Tu aimais bien, pourtant, faire un carton à la foire avec moi, tirer sur une cible, ou dans l’œil rouge du pigeon. Quoique avec l’œil du pigeon, disais-tu, impossible de remporter le lot promis, parce que sous l’impact des balles ou des plombs, il y a toujours une petite partie de rouge qui se replie derrière le carton, de sorte qu’on n’arrive jamais à l’enlever complètement. De toute façon, tu ne leur faisais pas confiance, tu sous-entendais qu’ils déréglaient leurs armes, et ça me gênait quand tu le leur faisais remarquer avec un sourire entendu, quand tu te mettais à faire tes propres réglages, et que tu trifouillais la hausse avec l’air de celui à qui on ne la fait pas.
C’est toi qui m’as appris à tirer, à la fête foraine, la crosse calée au creux de l’épaule, et le centre du cran de mire bien aligné avec le sommet du guidon. Tu disais que je me débrouillais bien et j’étais fier de moi. Tu disais qu’à la guerre, tu avais été tireur d’élite. À la guerre, tu disais. Mais ce n’était pas vrai, tu n’avais pas été tireur d’élite, d’ailleurs tu ne cherchais pas vraiment à me le faire croire. C’était un jeu. Tu savais ce qu’aimait entendre l’enfant que j’étais.

De cette guerre, tu me racontais souvent les mêmes histoires, celles qui finissaient bien, ou pas trop mal. Des histoires de quand tu avais failli y laisser ta peau, et la nôtre, et celle de nos enfants, et où par chance ou par miracle tu t’en étais sorti. Alors il me semblait, moi aussi, en t’écoutant, sentir la balle ou l’éclat frôler mon oreille, et comme toi, m’apercevoir ensuite en la touchant que j’avais du sang sur les doigts.
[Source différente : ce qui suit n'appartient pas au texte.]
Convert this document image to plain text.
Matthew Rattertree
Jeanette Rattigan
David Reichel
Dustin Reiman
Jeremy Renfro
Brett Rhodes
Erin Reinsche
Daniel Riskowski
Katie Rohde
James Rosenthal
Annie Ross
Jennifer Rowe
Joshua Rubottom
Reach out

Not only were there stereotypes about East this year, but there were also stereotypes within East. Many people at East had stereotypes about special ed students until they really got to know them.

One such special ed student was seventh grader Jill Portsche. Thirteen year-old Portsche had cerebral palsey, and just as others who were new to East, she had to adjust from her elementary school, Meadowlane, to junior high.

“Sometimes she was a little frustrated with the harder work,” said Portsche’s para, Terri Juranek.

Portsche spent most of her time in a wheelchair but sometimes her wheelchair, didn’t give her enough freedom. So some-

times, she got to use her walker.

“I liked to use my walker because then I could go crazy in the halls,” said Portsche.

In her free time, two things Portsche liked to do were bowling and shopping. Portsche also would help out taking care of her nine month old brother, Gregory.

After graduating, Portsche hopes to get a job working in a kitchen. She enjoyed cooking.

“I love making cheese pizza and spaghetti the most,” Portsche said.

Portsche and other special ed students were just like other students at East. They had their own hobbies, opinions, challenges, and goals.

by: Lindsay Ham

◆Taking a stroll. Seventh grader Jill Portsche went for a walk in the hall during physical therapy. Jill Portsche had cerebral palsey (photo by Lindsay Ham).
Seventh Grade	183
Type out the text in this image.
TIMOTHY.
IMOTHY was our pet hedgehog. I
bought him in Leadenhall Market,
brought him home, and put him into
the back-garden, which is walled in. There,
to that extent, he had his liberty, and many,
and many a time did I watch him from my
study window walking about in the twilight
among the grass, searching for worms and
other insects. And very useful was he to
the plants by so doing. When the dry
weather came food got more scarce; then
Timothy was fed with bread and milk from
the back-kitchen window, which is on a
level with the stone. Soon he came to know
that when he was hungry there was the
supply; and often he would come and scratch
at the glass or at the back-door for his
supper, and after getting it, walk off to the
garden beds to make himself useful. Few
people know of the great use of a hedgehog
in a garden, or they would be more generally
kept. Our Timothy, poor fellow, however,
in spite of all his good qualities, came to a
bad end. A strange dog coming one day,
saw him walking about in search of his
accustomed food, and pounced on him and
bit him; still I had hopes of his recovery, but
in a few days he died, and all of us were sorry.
Mais que j’étais vivant.
Puis quand tu te lassais de m’en raconter, de me voir m’emballer et en réclamer davantage, tu devenais soudain plus sombre, et tu disais : C’est pas marrant la guerre, tu sais ! Et parfois, tu posais tes deux mains sur ta tête en fermant les yeux : Quand j’y repense…, tu soupirais. Quand j’y repense…
***
J’avais dix ans, à peu près, lorsqu’un jour un copain m’a fait voir des cartouches qui lui venaient de son grand-père. Je ne sais pas où lui-même les avait trouvées, mais ce qui était sûr, c’est que ce n’étaient pas des balles de fête foraine, si petites qu’on pouvait presque les cacher entre le pouce et l’index. Celles-ci étaient lourdes de métal et de poudre, et de la taille d’un doigt pour les plus petites. À la foire, il en aurait suffi d’une seule, même à un mauvais tireur, et même avec une arme déréglée, pour emporter tout l’œil du pigeon d’un seul coup, et probablement qu’il ne serait rien resté non plus de la tête du volatile. C’était le gros lot assuré.
Je ne sais pas si c’étaient des cartouches françaises, allemandes ou américaines, toujours est-il qu’il y en avait un certain nombre, de différentes sortes, de différentes tailles, et on aurait dit que quelqu’un avait pris soin de les astiquer une à une, chaque jour depuis l’armistice, tant elles semblaient neuves et toutes prêtes à bondir, à reprendre du service dès qu’on aurait besoin d’elles.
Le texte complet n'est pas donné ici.